こんにちは、QC COFFEEのようへいです。
コーヒーの袋や商品説明で 「G-1」や「G-2」、「SHB」、「AA」表記を見たことがある方も多いと思いますが、 この数字が何を意味しているかご存じでしょうか?
これはコーヒー生豆のグレード(等級)を表しています。 そして、このグレードは生産国によって表記や評価基準が異なります。
今回は、エチオピアを例に解説します。
■ エチオピアのグレードはG1〜5まで
エチオピアの生豆は、輸出前にエチオピア商品取引所(ECX)によって、 欠点豆の混入率を基準に以下のように等級分けされます。
エチオピアコーヒーのグレード基準(300g中の欠点豆数)
・G-1(グレード1):0〜3個(最高品質)
・G-2(グレード2):4〜12個(高品質)
・G-3(グレード3):13〜27個(コマーシャル上位)
・G-4(グレード4):28〜45個(一般的なコマーシャル)
・G-5(グレード5):46〜90個
数字が小さいほど品質が高く、G-1が最も高品質な等級です。
■ エチオピアの評価方法
多くの生産国では、生豆の等級は 「欠点豆の数」や「豆の大きさ」など、見た目の状態で決まります。
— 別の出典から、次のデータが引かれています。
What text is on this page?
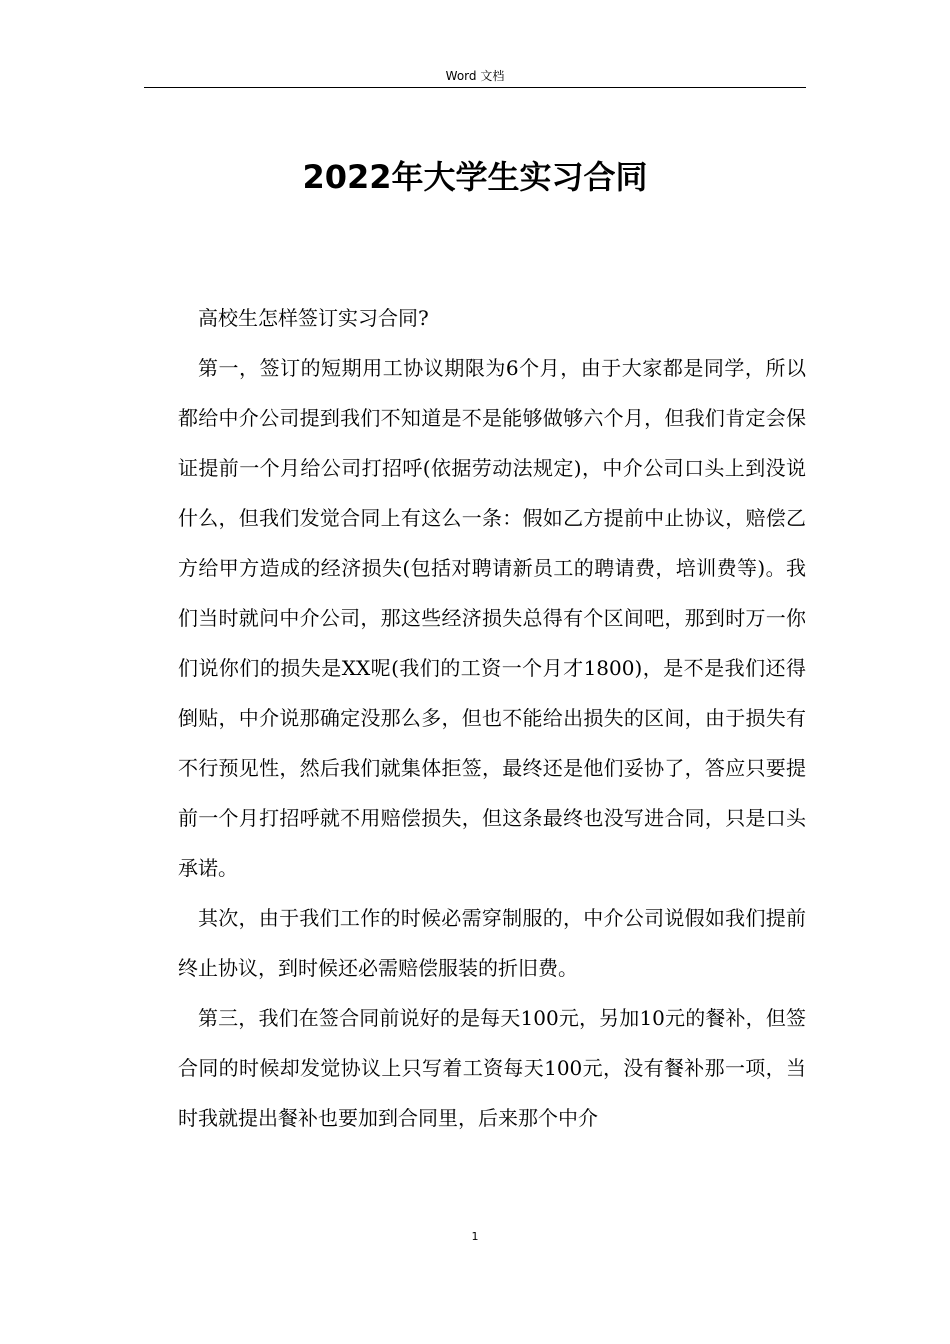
Word 文档
2022年大学生实习合同

高校生怎样签订实习合同?

第一，签订的短期用工协议期限为6个月，由于大家都是同学，所以都给中介公司提到我们不知道是不是能够做够六个月，但我们肯定会保证提前一个月给公司打招呼(依据劳动法规定)，中介公司口头上到没说什么，但我们发觉合同上有这么一条：假如乙方提前中止协议，赔偿乙方给甲方造成的经济损失(包括对聘请新员工的聘请费，培训费等)。我们当时就问中介公司，那这些经济损失总得有个区间吧，那到时万一你们说你们的损失是XX呢(我们的工资一个月才1800)，是不是我们还得倒贴，中介说那确定没那么多，但也不能给出损失的区间，由于损失有不行预见性，然后我们就集体拒签，最终还是他们妥协了，答应只要提前一个月打招呼就不用赔偿损失，但这条最终也没写进合同，只是口头承诺。

其次，由于我们工作的时候必需穿制服的，中介公司说假如我们提前终止协议，到时候还必需赔偿服装的折旧费。

第三，我们在签合同前说好的是每天100元，另加10元的餐补，但签合同的时候却发觉协议上只写着工资每天100元，没有餐补那一项，当时我就提出餐补也要加到合同里，后来那个中介

1
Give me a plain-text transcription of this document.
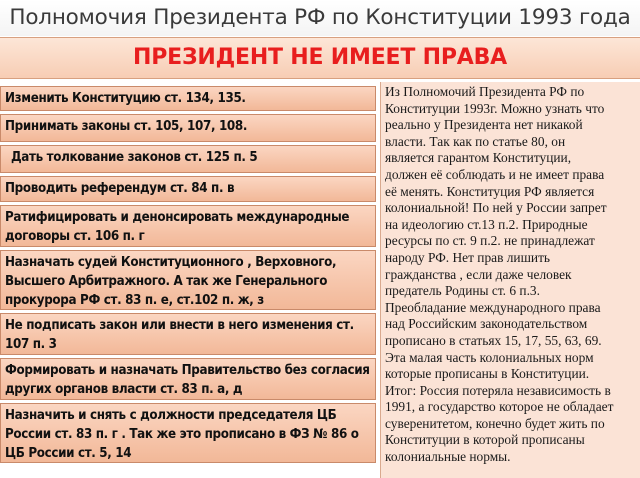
Полномочия Президента РФ по Конституции 1993 года
ПРЕЗИДЕНТ НЕ ИМЕЕТ ПРАВА
Изменить Конституцию ст. 134, 135.
Принимать законы ст. 105, 107, 108.
Дать толкование законов ст. 125 п. 5
Проводить референдум ст. 84 п. в
Ратифицировать и денонсировать международные договоры ст. 106 п. г
Назначать судей Конституционного , Верховного, Высшего Арбитражного. А так же Генерального прокурора РФ ст. 83 п. е, ст.102 п. ж, з
Не подписать закон или внести в него изменения ст. 107 п. 3
Формировать и назначать Правительство без согласия других органов власти ст. 83 п. а, д
Назначить и снять с должности председателя ЦБ России ст. 83 п. г . Так же это прописано в ФЗ № 86 о ЦБ России ст. 5, 14
Из Полномочий Президента РФ по
Конституции 1993г. Можно узнать что
реально у Президента нет никакой
власти. Так как по статье 80, он
является гарантом Конституции,
должен её соблюдать и не имеет права
её менять. Конституция РФ является
колониальной! По ней у России запрет
на идеологию ст.13 п.2. Природные
ресурсы по ст. 9 п.2. не принадлежат
народу РФ. Нет прав лишить
гражданства , если даже человек
предатель Родины ст. 6 п.3.
Преобладание международного права
над Российским законодательством
прописано в статьях 15, 17, 55, 63, 69.
Эта малая часть колониальных норм
которые прописаны в Конституции.
Итог: Россия потеряла независимость в
1991, а государство которое не обладает
суверенитетом, конечно будет жить по
Конституции в которой прописаны
колониальные нормы.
しかしエチオピアでは、それに加えて カップ品質(実際に飲んだときの味)も評価に含まれます。
つまりエチオピアのグレードは、
・欠点豆が少ないこと
・味の評価が高いこと
この両方を満たして初めて上位等級になります。
■ エチオピアのG-1とはどんな豆なのか
エチオピアのG-1のロットは、
・欠点豆が非常に少ない
・カッピング評価が高い
・香りや風味が明確でクリーン
といった特徴を持つ、輸出用として最上位に位置する生豆です。
特にエチオピアは、花のような香りや柑橘系の酸味など、 個性的で華やかなフレーバーが評価されやすい産地でもあります。
■ では、G-2は劣っているのか?
ここで一つ、誤解されやすいポイントがあります。
G-2はG-1より下の等級ですが、 必ずしも味が劣るという意味ではありません。
実際には、
・収穫ロットのばらつき
・欠点豆のわずかな差
・輸出規格上の基準
といった理由でG-2になることも多く、 カップ品質自体は非常に優れている場合もあります。
そのため、 G-2の豆が高く評価されることも珍しくありません。
■ グレードは「品質の目安」であって「味の保証」ではない
グレードは、生豆の状態を示す客観的な指標ですが、 最終的な味は
・産地・精製・焙煎 ・鮮度 ・抽出方法
といった要素によって大きく変わります。
つまり、
グレードが高い = 必ず美味しい
という単純な関係ではありません。
■最後に
コーヒーを選ぶとき、 産地や品種、精製方法に注目する方は多いと思います。
そこにもう一つ、 「生豆のグレード」という視点を加えてみてください。
パッケージや商品説明にある グレード表記を見るだけでも、 そのコーヒーの品質や特徴を少し想像できるようになります。
同じ産地のコーヒーでも、見え方や選び方が少し変わるかもしれません。
それでは、また次回のメルマガでお会いしましょう。